これは最も基本的な使い方で、以下のような状況で有効です。

ロッドを立てる場面
  • 魚の活性が高くボイルがある
  • 水深30cm未満の激浅エリア
  • ベイトが水面でざわついている

ロッドを下げる場合(ティップ・ダウン)
逆に竿先を水面に近づけて巻くと、ルアーは水面直下5cm〜30cmほど潜ります。
引き波は出ませんが、水中で弱々しいロールアクションを発生させます。

ロッドを下げる場面
  • 水面まで魚が出きらない時
  • 風で水面が波立っている時
  • 引き波で見切られる時

まずはロッドを立てて広範囲にアピールし、反応がなければ下げて少しレンジを入れる、というローテーションが効果的です。

河川での必殺技「ドリフト釣法」

流れのある河川や河口部では、リールを巻いて泳がせるのではなく、「流れに乗せて流す」使い方が最強の武器になります。
これを「ドリフト」と呼びますが、クロスウェイクはこの釣法が非常に得意です。

ボディにボリュームがあるため水流を受けやすく、自発的にゆらゆらと動いてくれます。
操作手順はシンプルです。

ドリフトの手順
  • 上流側(アップクロス)へ投げる
  • 糸フケを取る程度に巻く
  • ルアーを流れと同調させる
  • 下流でターンする瞬間を待つ

ルアーが自分の正面を過ぎて下流側へ流れ、Uの字を描いてターンする瞬間に「ココン!」というバイトが集中します。
橋脚の明暗部など、魚が待ち構えているポイントへ、上流から自然に流し込んでいくイメージです。
巻かずに流すだけで釣れる、魔法のような体験をぜひ味わってください。

クロスウェイク75F-SSRのインプレまとめ

ここまで、クロスウェイク75F-SSRの特徴や使い方について詳しく解説してきました。
最後に改めて、このルアーが持つ可能性についてまとめておきましょう。

クロスウェイク75F-SSRは、決して万能なルアーではありません。
風が強い日には飛びませんし、広大なエリアを素早く探るにのには不向きです。
しかし、「浅場の攻略」と「スレた魚への食わせ能力」においては、他の追随を許さない圧倒的なパフォーマンスを見せます。
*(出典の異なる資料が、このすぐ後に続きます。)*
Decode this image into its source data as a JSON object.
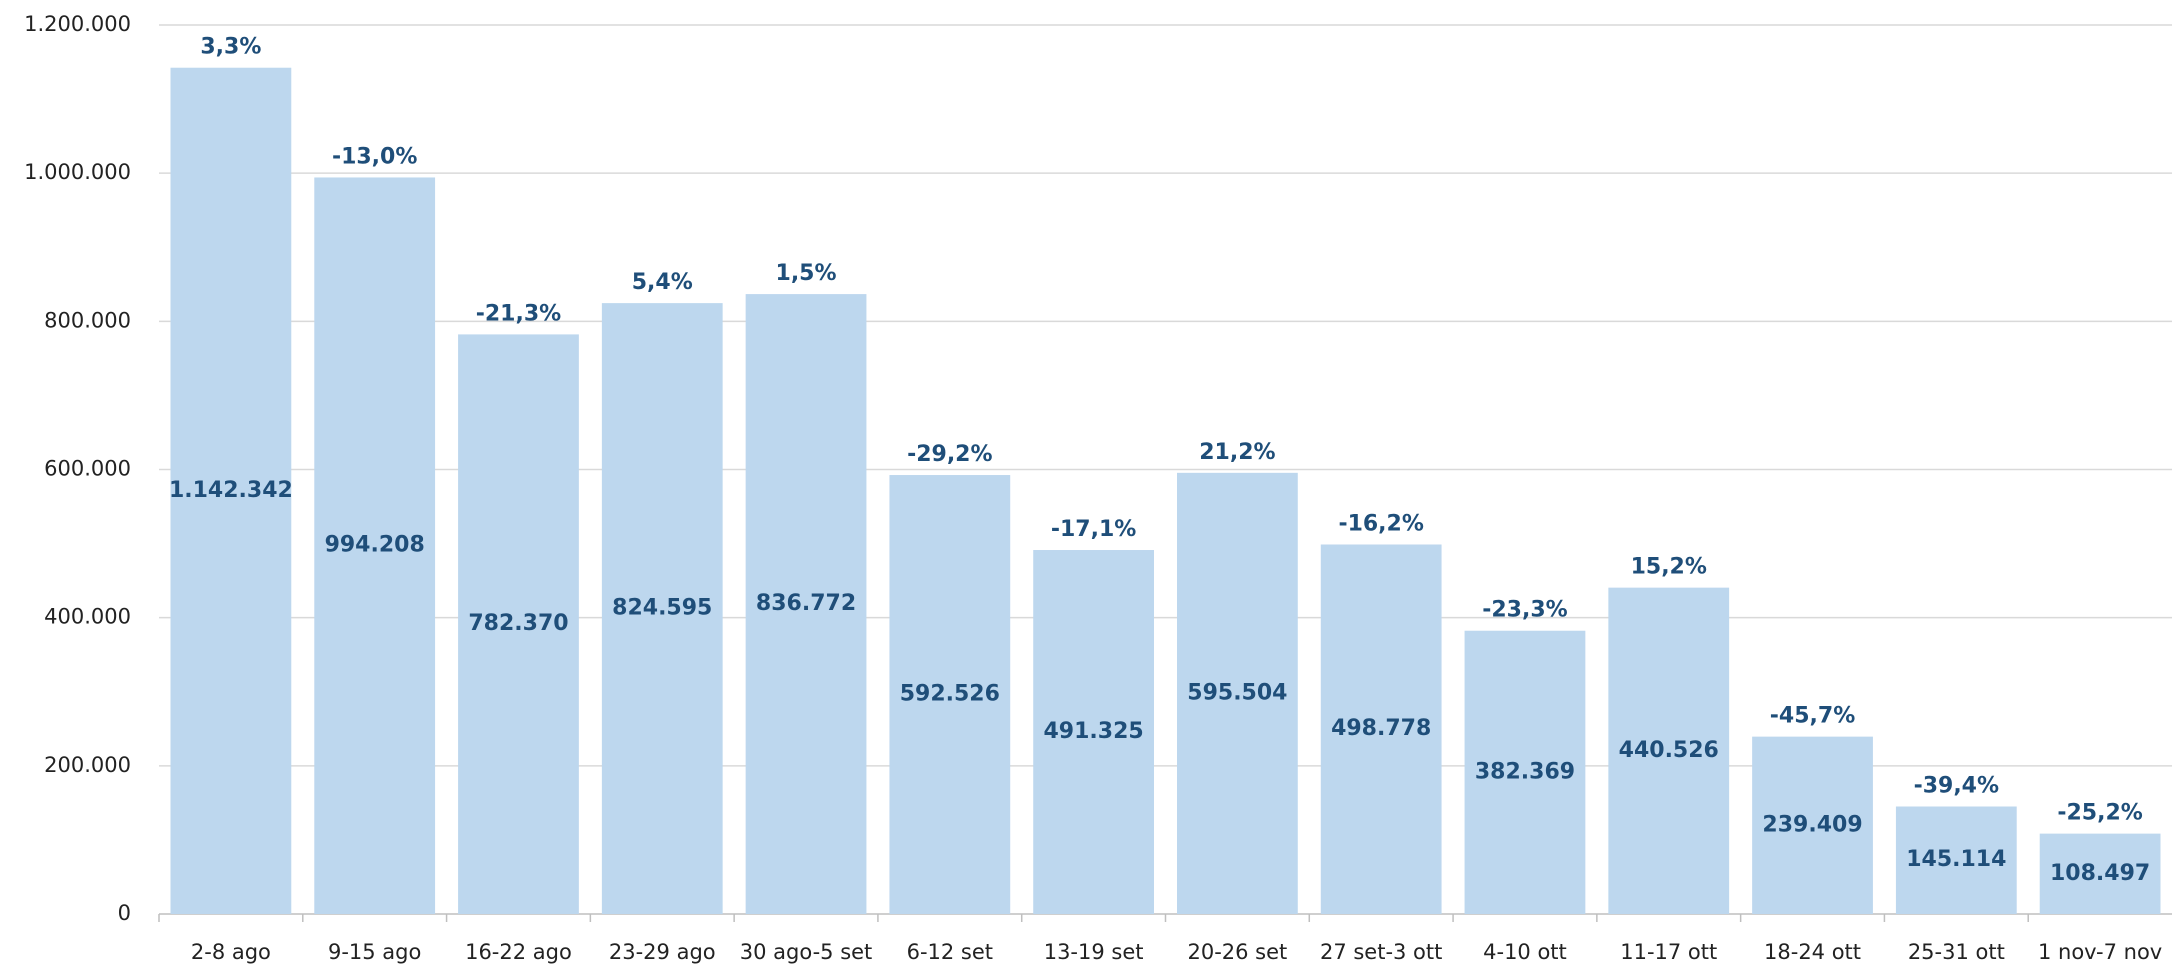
{
  "chart_data": {
    "type": "bar",
    "categories": [
      "2-8 ago",
      "9-15 ago",
      "16-22 ago",
      "23-29 ago",
      "30 ago-5 set",
      "6-12 set",
      "13-19 set",
      "20-26 set",
      "27 set-3 ott",
      "4-10 ott",
      "11-17 ott",
      "18-24 ott",
      "25-31 ott",
      "1 nov-7 nov"
    ],
    "values": [
      1142342,
      994208,
      782370,
      824595,
      836772,
      592526,
      491325,
      595504,
      498778,
      382369,
      440526,
      239409,
      145114,
      108497
    ],
    "value_labels": [
      "1.142.342",
      "994.208",
      "782.370",
      "824.595",
      "836.772",
      "592.526",
      "491.325",
      "595.504",
      "498.778",
      "382.369",
      "440.526",
      "239.409",
      "145.114",
      "108.497"
    ],
    "annotations": [
      "3,3%",
      "-13,0%",
      "-21,3%",
      "5,4%",
      "1,5%",
      "-29,2%",
      "-17,1%",
      "21,2%",
      "-16,2%",
      "-23,3%",
      "15,2%",
      "-45,7%",
      "-39,4%",
      "-25,2%"
    ],
    "color": "#bdd7ee",
    "ylim": [
      0,
      1200000
    ],
    "yticks": [
      0,
      {
        "value": 200000,
        "label": "200.000"
      },
      {
        "value": 400000,
        "label": "400.000"
      },
      {
        "value": 600000,
        "label": "600.000"
      },
      {
        "value": 800000,
        "label": "800.000"
      },
      {
        "value": 1000000,
        "label": "1.000.000"
      },
      {
        "value": 1200000,
        "label": "1.200.000"
      }
    ],
    "grid": true
  }
}
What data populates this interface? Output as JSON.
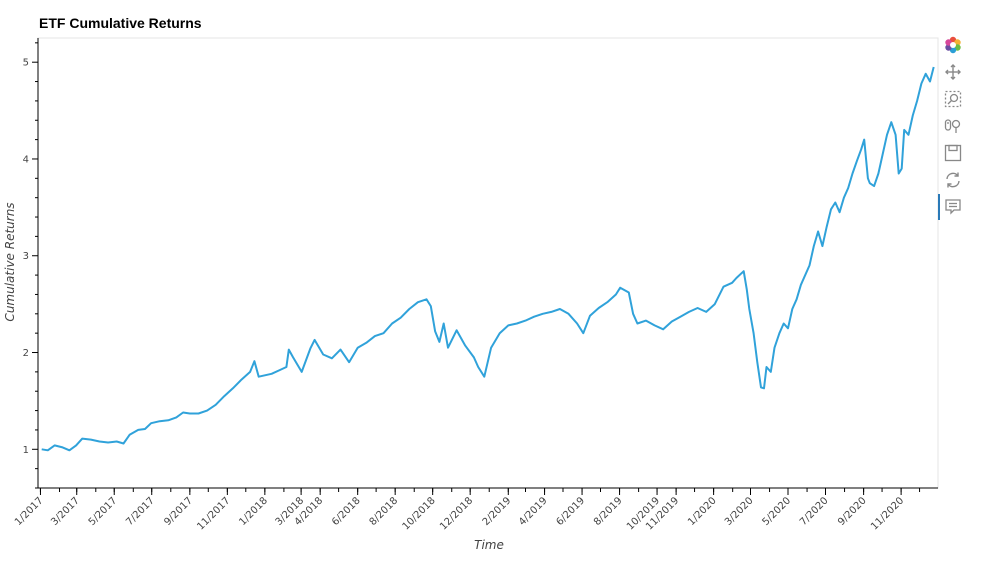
{
  "chart_data": {
    "type": "line",
    "title": "ETF Cumulative Returns",
    "xlabel": "Time",
    "ylabel": "Cumulative Returns",
    "ylim": [
      0.6,
      5.25
    ],
    "yticks": [
      1,
      2,
      3,
      4,
      5
    ],
    "xlim": [
      "2016-12-28",
      "2020-12-31"
    ],
    "xtick_labels": [
      {
        "date": "2017-01-01",
        "label": "1/2017"
      },
      {
        "date": "2017-03-01",
        "label": "3/2017"
      },
      {
        "date": "2017-05-01",
        "label": "5/2017"
      },
      {
        "date": "2017-07-01",
        "label": "7/2017"
      },
      {
        "date": "2017-09-01",
        "label": "9/2017"
      },
      {
        "date": "2017-11-01",
        "label": "11/2017"
      },
      {
        "date": "2018-01-01",
        "label": "1/2018"
      },
      {
        "date": "2018-03-01",
        "label": "3/2018"
      },
      {
        "date": "2018-04-01",
        "label": "4/2018"
      },
      {
        "date": "2018-06-01",
        "label": "6/2018"
      },
      {
        "date": "2018-08-01",
        "label": "8/2018"
      },
      {
        "date": "2018-10-01",
        "label": "10/2018"
      },
      {
        "date": "2018-12-01",
        "label": "12/2018"
      },
      {
        "date": "2019-02-01",
        "label": "2/2019"
      },
      {
        "date": "2019-04-01",
        "label": "4/2019"
      },
      {
        "date": "2019-06-01",
        "label": "6/2019"
      },
      {
        "date": "2019-08-01",
        "label": "8/2019"
      },
      {
        "date": "2019-10-01",
        "label": "10/2019"
      },
      {
        "date": "2019-11-01",
        "label": "11/2019"
      },
      {
        "date": "2020-01-01",
        "label": "1/2020"
      },
      {
        "date": "2020-03-01",
        "label": "3/2020"
      },
      {
        "date": "2020-05-01",
        "label": "5/2020"
      },
      {
        "date": "2020-07-01",
        "label": "7/2020"
      },
      {
        "date": "2020-09-01",
        "label": "9/2020"
      },
      {
        "date": "2020-11-01",
        "label": "11/2020"
      }
    ],
    "grid": false,
    "series": [
      {
        "color": "#30a2da",
        "points": [
          [
            "2017-01-03",
            1.0
          ],
          [
            "2017-01-13",
            0.99
          ],
          [
            "2017-01-24",
            1.04
          ],
          [
            "2017-02-06",
            1.02
          ],
          [
            "2017-02-17",
            0.99
          ],
          [
            "2017-02-28",
            1.04
          ],
          [
            "2017-03-10",
            1.11
          ],
          [
            "2017-03-24",
            1.1
          ],
          [
            "2017-04-07",
            1.08
          ],
          [
            "2017-04-21",
            1.07
          ],
          [
            "2017-05-05",
            1.08
          ],
          [
            "2017-05-16",
            1.06
          ],
          [
            "2017-05-26",
            1.15
          ],
          [
            "2017-06-09",
            1.2
          ],
          [
            "2017-06-20",
            1.21
          ],
          [
            "2017-06-30",
            1.27
          ],
          [
            "2017-07-14",
            1.29
          ],
          [
            "2017-07-28",
            1.3
          ],
          [
            "2017-08-10",
            1.33
          ],
          [
            "2017-08-21",
            1.38
          ],
          [
            "2017-09-01",
            1.37
          ],
          [
            "2017-09-15",
            1.37
          ],
          [
            "2017-09-29",
            1.4
          ],
          [
            "2017-10-13",
            1.46
          ],
          [
            "2017-10-27",
            1.55
          ],
          [
            "2017-11-10",
            1.63
          ],
          [
            "2017-11-24",
            1.72
          ],
          [
            "2017-12-08",
            1.8
          ],
          [
            "2017-12-15",
            1.91
          ],
          [
            "2017-12-22",
            1.75
          ],
          [
            "2018-01-12",
            1.78
          ],
          [
            "2018-01-26",
            1.82
          ],
          [
            "2018-02-05",
            1.85
          ],
          [
            "2018-02-09",
            2.03
          ],
          [
            "2018-02-16",
            1.95
          ],
          [
            "2018-03-02",
            1.8
          ],
          [
            "2018-03-16",
            2.04
          ],
          [
            "2018-03-23",
            2.13
          ],
          [
            "2018-04-06",
            1.98
          ],
          [
            "2018-04-20",
            1.94
          ],
          [
            "2018-05-04",
            2.03
          ],
          [
            "2018-05-18",
            1.9
          ],
          [
            "2018-06-01",
            2.05
          ],
          [
            "2018-06-15",
            2.1
          ],
          [
            "2018-06-29",
            2.17
          ],
          [
            "2018-07-13",
            2.2
          ],
          [
            "2018-07-27",
            2.3
          ],
          [
            "2018-08-10",
            2.36
          ],
          [
            "2018-08-24",
            2.45
          ],
          [
            "2018-09-07",
            2.52
          ],
          [
            "2018-09-21",
            2.55
          ],
          [
            "2018-09-28",
            2.48
          ],
          [
            "2018-10-05",
            2.22
          ],
          [
            "2018-10-12",
            2.11
          ],
          [
            "2018-10-19",
            2.3
          ],
          [
            "2018-10-26",
            2.05
          ],
          [
            "2018-11-09",
            2.23
          ],
          [
            "2018-11-23",
            2.07
          ],
          [
            "2018-12-07",
            1.95
          ],
          [
            "2018-12-14",
            1.85
          ],
          [
            "2018-12-24",
            1.75
          ],
          [
            "2019-01-04",
            2.05
          ],
          [
            "2019-01-18",
            2.2
          ],
          [
            "2019-02-01",
            2.28
          ],
          [
            "2019-02-15",
            2.3
          ],
          [
            "2019-03-01",
            2.33
          ],
          [
            "2019-03-15",
            2.37
          ],
          [
            "2019-03-29",
            2.4
          ],
          [
            "2019-04-12",
            2.42
          ],
          [
            "2019-04-26",
            2.45
          ],
          [
            "2019-05-10",
            2.4
          ],
          [
            "2019-05-24",
            2.3
          ],
          [
            "2019-06-03",
            2.2
          ],
          [
            "2019-06-14",
            2.38
          ],
          [
            "2019-06-28",
            2.46
          ],
          [
            "2019-07-12",
            2.52
          ],
          [
            "2019-07-26",
            2.6
          ],
          [
            "2019-08-02",
            2.67
          ],
          [
            "2019-08-16",
            2.62
          ],
          [
            "2019-08-23",
            2.4
          ],
          [
            "2019-08-30",
            2.3
          ],
          [
            "2019-09-13",
            2.33
          ],
          [
            "2019-09-27",
            2.28
          ],
          [
            "2019-10-11",
            2.24
          ],
          [
            "2019-10-25",
            2.32
          ],
          [
            "2019-11-08",
            2.37
          ],
          [
            "2019-11-22",
            2.42
          ],
          [
            "2019-12-06",
            2.46
          ],
          [
            "2019-12-20",
            2.42
          ],
          [
            "2020-01-03",
            2.5
          ],
          [
            "2020-01-17",
            2.68
          ],
          [
            "2020-01-31",
            2.72
          ],
          [
            "2020-02-07",
            2.77
          ],
          [
            "2020-02-19",
            2.84
          ],
          [
            "2020-02-24",
            2.65
          ],
          [
            "2020-02-28",
            2.45
          ],
          [
            "2020-03-06",
            2.2
          ],
          [
            "2020-03-12",
            1.9
          ],
          [
            "2020-03-18",
            1.64
          ],
          [
            "2020-03-23",
            1.63
          ],
          [
            "2020-03-27",
            1.85
          ],
          [
            "2020-04-03",
            1.8
          ],
          [
            "2020-04-09",
            2.05
          ],
          [
            "2020-04-17",
            2.2
          ],
          [
            "2020-04-24",
            2.3
          ],
          [
            "2020-05-01",
            2.25
          ],
          [
            "2020-05-08",
            2.45
          ],
          [
            "2020-05-15",
            2.55
          ],
          [
            "2020-05-22",
            2.7
          ],
          [
            "2020-06-05",
            2.9
          ],
          [
            "2020-06-12",
            3.1
          ],
          [
            "2020-06-19",
            3.25
          ],
          [
            "2020-06-26",
            3.1
          ],
          [
            "2020-07-03",
            3.3
          ],
          [
            "2020-07-10",
            3.48
          ],
          [
            "2020-07-17",
            3.55
          ],
          [
            "2020-07-24",
            3.45
          ],
          [
            "2020-07-31",
            3.6
          ],
          [
            "2020-08-07",
            3.7
          ],
          [
            "2020-08-14",
            3.85
          ],
          [
            "2020-08-21",
            3.98
          ],
          [
            "2020-08-28",
            4.1
          ],
          [
            "2020-09-02",
            4.2
          ],
          [
            "2020-09-08",
            3.8
          ],
          [
            "2020-09-11",
            3.75
          ],
          [
            "2020-09-18",
            3.72
          ],
          [
            "2020-09-25",
            3.85
          ],
          [
            "2020-10-02",
            4.05
          ],
          [
            "2020-10-09",
            4.25
          ],
          [
            "2020-10-16",
            4.38
          ],
          [
            "2020-10-23",
            4.25
          ],
          [
            "2020-10-28",
            3.85
          ],
          [
            "2020-11-02",
            3.9
          ],
          [
            "2020-11-06",
            4.3
          ],
          [
            "2020-11-13",
            4.25
          ],
          [
            "2020-11-20",
            4.45
          ],
          [
            "2020-11-27",
            4.6
          ],
          [
            "2020-12-04",
            4.78
          ],
          [
            "2020-12-11",
            4.88
          ],
          [
            "2020-12-18",
            4.8
          ],
          [
            "2020-12-24",
            4.95
          ]
        ]
      }
    ]
  },
  "toolbar": {
    "tools": [
      {
        "icon": "bokeh-logo-icon"
      },
      {
        "icon": "pan-icon"
      },
      {
        "icon": "box-zoom-icon"
      },
      {
        "icon": "wheel-zoom-icon"
      },
      {
        "icon": "save-icon"
      },
      {
        "icon": "reset-icon"
      },
      {
        "icon": "hover-icon"
      }
    ]
  }
}
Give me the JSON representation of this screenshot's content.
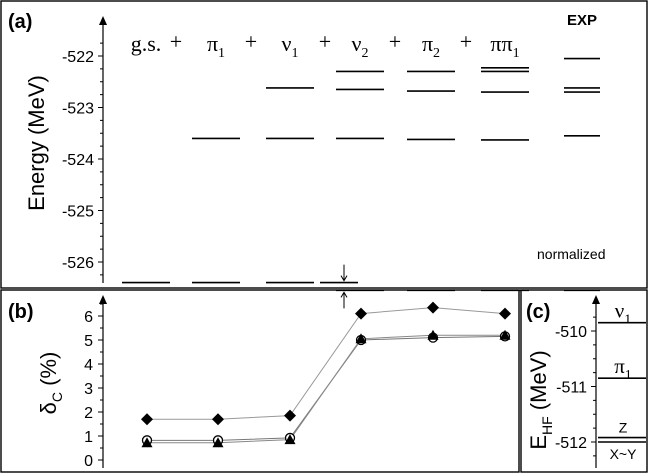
{
  "chart_data": [
    {
      "panel": "(a)",
      "type": "levels",
      "ylabel": "Energy (MeV)",
      "yticks": [
        -522,
        -523,
        -524,
        -525,
        -526
      ],
      "ylim": [
        -526.6,
        -521.7
      ],
      "columns": [
        {
          "label": "g.s.",
          "sub": "",
          "plus": "+",
          "levels": [
            -526.4
          ]
        },
        {
          "label": "π",
          "sub": "1",
          "plus": "+",
          "levels": [
            -523.6,
            -526.4
          ]
        },
        {
          "label": "ν",
          "sub": "1",
          "plus": "+",
          "levels": [
            -522.62,
            -523.6,
            -526.4
          ]
        },
        {
          "label": "ν",
          "sub": "2",
          "plus": "+",
          "levels": [
            -522.3,
            -522.65,
            -523.6,
            -526.55
          ]
        },
        {
          "label": "π",
          "sub": "2",
          "plus": "+",
          "levels": [
            -522.3,
            -522.68,
            -523.62,
            -526.55
          ]
        },
        {
          "label": "ππ",
          "sub": "1",
          "plus": "",
          "levels": [
            -522.23,
            -522.3,
            -522.7,
            -523.63,
            -526.55
          ]
        },
        {
          "label": "EXP",
          "sub": "",
          "plus": "",
          "levels": [
            -522.05,
            -522.62,
            -522.7,
            -523.55,
            -526.55
          ]
        }
      ],
      "shift_level": -526.4,
      "annotation": "normalized"
    },
    {
      "panel": "(b)",
      "type": "line",
      "ylabel": "δ",
      "ylabel_sub": "C",
      "ylabel_unit": " (%)",
      "yticks": [
        0,
        1,
        2,
        3,
        4,
        5,
        6
      ],
      "ylim": [
        -0.1,
        6.8
      ],
      "x": [
        1,
        2,
        3,
        4,
        5,
        6
      ],
      "series": [
        {
          "marker": "diamond",
          "values": [
            1.7,
            1.7,
            1.85,
            6.1,
            6.35,
            6.1
          ]
        },
        {
          "marker": "circle",
          "values": [
            0.82,
            0.82,
            0.92,
            5.0,
            5.1,
            5.15
          ]
        },
        {
          "marker": "triangle",
          "values": [
            0.72,
            0.72,
            0.85,
            5.05,
            5.2,
            5.2
          ]
        }
      ]
    },
    {
      "panel": "(c)",
      "type": "levels",
      "ylabel": "E",
      "ylabel_sub": "HF",
      "ylabel_unit": " (MeV)",
      "yticks": [
        -510,
        -511,
        -512
      ],
      "ylim": [
        -512.35,
        -509.65
      ],
      "levels": [
        {
          "value": -509.85,
          "label": "ν",
          "sub": "1"
        },
        {
          "value": -510.85,
          "label": "π",
          "sub": "1"
        },
        {
          "value": -511.92,
          "label": "Z",
          "sub": ""
        },
        {
          "value": -512.0,
          "label": "X~Y",
          "sub": ""
        }
      ]
    }
  ]
}
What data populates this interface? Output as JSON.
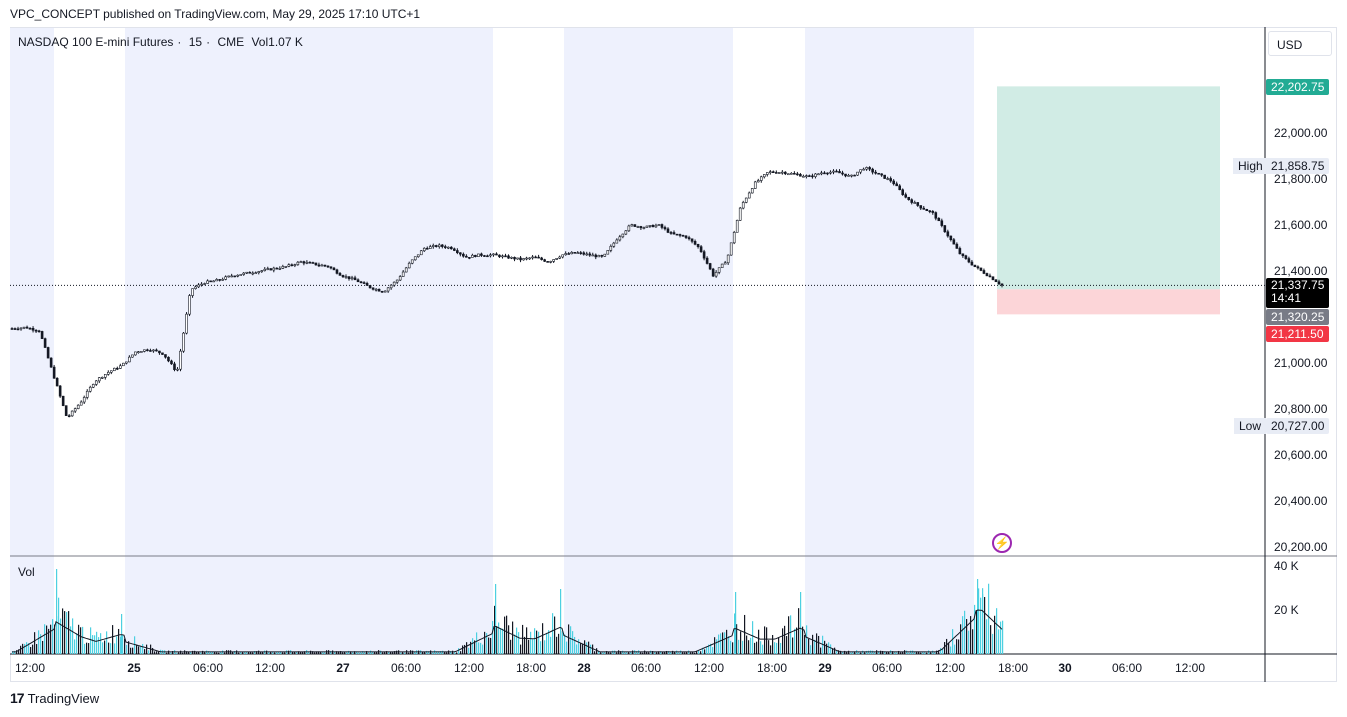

「そこに魚がいるのに、どうしても口を使わない」そんな悔しい状況を打破してくれるのが、このルアーの真価です。
水面を静かに切り裂く引き波と、突然の水面炸裂バイトは、一度味わうと病みつきになる興奮を与えてくれます。

もしあなたがシャローエリアの攻略に悩んでいるなら、迷わずタックルボックスに入れてみてください。
クロスウェイク75F-SSRは、きっとあなたの自己記録更新を助けてくれる、頼れる相棒になるはずです。